Administrative Delays and Inefficiency
Multiple people managing an estate is inherently slower than with a single decision maker for many reasons, including:
- Mandatory Collaboration: Co-executors or co-trustees generally must act in unison. This means all parties must sign every check, real estate deed, tax return, and court filing.
- Logistical Hurdles: If co-executors or co-trustees live in different states or have conflicting schedules, coordinating these mandatory signatures can delay simple tasks, such as opening a bank account.

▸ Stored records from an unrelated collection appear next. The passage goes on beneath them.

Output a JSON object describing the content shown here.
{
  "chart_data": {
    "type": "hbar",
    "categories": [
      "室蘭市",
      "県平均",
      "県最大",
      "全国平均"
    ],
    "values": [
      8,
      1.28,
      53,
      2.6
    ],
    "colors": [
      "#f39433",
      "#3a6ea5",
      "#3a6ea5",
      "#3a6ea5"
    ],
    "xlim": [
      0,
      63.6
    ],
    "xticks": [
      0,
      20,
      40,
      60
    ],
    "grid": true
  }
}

- Stalemate Risks: When co-executors or co-trustees disagree, the administration of the estate can become paralyzed. Without a tie-breaking provision (like a “majority rules” clause), even minor disputes can grind the process to a halt.
Increased Costs
A “shared” role can end up costing the estate more than a single appointee. If co-executors or co-trustees cannot agree, they may each hire their own legal counsel, or the estate may need to pay for court intervention to resolve deadlocks.
Family Conflict
The stress of settling an estate can exacerbate existing family tensions. Resentment over workload can potentially lead to conflict among co-executors or co-trustees if one ends up doing the bulk of the work. Parents sometimes name feuding children as co-executors or co-trustees to ‘force them to talk,’ which frequently backfires and results in permanent rifts or litigation.
Alternatives to Consider
Instead of naming co-fiduciaries, consider the following:
- Successor/Alternate Appointments: Name one primary individual and list others as alternates who step in only if the first is unable to serve.
- Professional Fiduciaries: Use a neutral third party, such as a bank or professional trust company, to handle complex assets and maintain neutrality.
- Majority Rule Clauses: If you must name more than two executors or trustees, include language allowing the majority to make binding decisions to avoid total stalemates.
Before naming co-executors or co-trustees, it is highly advisable to seek expert help from an experienced estate planning or elder law attorney. A well thought-out plan can avoid conflict, delays, and stress.